Extended Applications: Explaining Why Vascular Life Forms Dominate¶

The dominance of vascular organisms in terrestrial ecosystems can be explained by their ability to utilize turbulent and laminar fluid flows within their internal networks, enhancing substrate transport. The hypothesis proposed by Seely and Macklem (2012) that vascularity maximizes entropy production seems self-evident when comparing vascular and non-vascular organisms. Vascular organisms increase their rate of metabolism by facilitating and controlling convective forces, moving substrates to points where diffusion and enzyme kinetics take over.

While the evolution of fractal forms is influenced by natural selection, the maximization of entropy production appears to be a fundamental mechanism underlying the self-affine fractal dimensions observed in organisms. Organisms with lower entropy production are typically constrained by external factors, such as gravity and resource availability, leading to a diversity of body forms that optimize resource utilization under specific environmental conditions.

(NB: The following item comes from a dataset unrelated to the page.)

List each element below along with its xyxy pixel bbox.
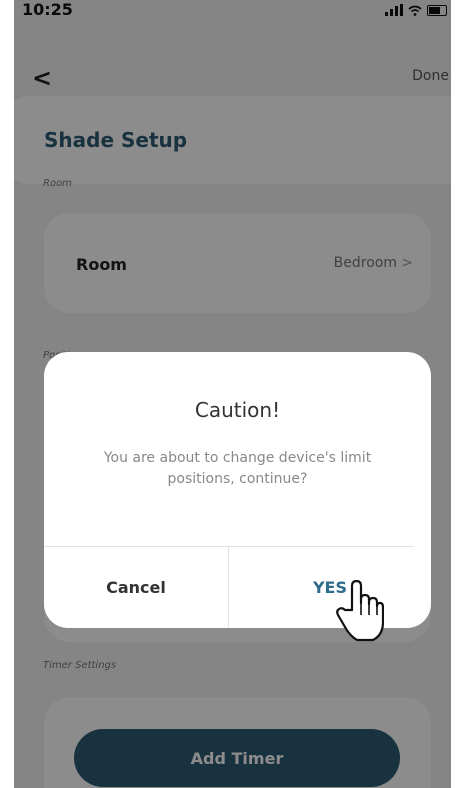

In 1985, Sernetz et al. suggested considering the organism as a "bioreactor"—a volume-area hybrid where fractal surfaces maximize exchange through turbulent and diffusive motions. This view aligns with MST and supports the idea that fractal geometry in organisms reflects an optimization of mass transfer mechanisms. Although Mandelbrot (1982) suggested that self-affinity lacked a universally valid reduction to basic principles, the fundamental processes of fractional Brownian motion, Fickian diffusion, and convective motion by pulsatile or capillary action provide sufficient explanations for the emergence of self-affine fractal geometry in life forms.

Toward a Unified Theory¶

In ecology, the Zipf-Mandelbrot law has been used to describe relative abundance distributions (RAD) and species abundance distributions (SAD). Ecologists considering fractal analyses should be aware of the distinctions between self-similar and self-affine fractals, ensuring the appropriate methods are used for deriving affine fractal dimensions. The techniques used in this study, such as differential box counting and lacunarity analysis, are well-suited for spatial fractal dimensions in grayscale images, but other techniques (e.g., power spectrum analysis, detrended fluctuation analysis, rescaled range analysis) may offer further insights into fractal behavior in ecosystems.

Further exploration of the fractal geometry of organisms may help to resolve questions about the role of entropy production in determining fractal dimensions. The authors believe that a unification of thermodynamics, information theory, the reduction law of metabolism, and Darwinian evolution could provide a comprehensive framework for understanding the fractal nature of life.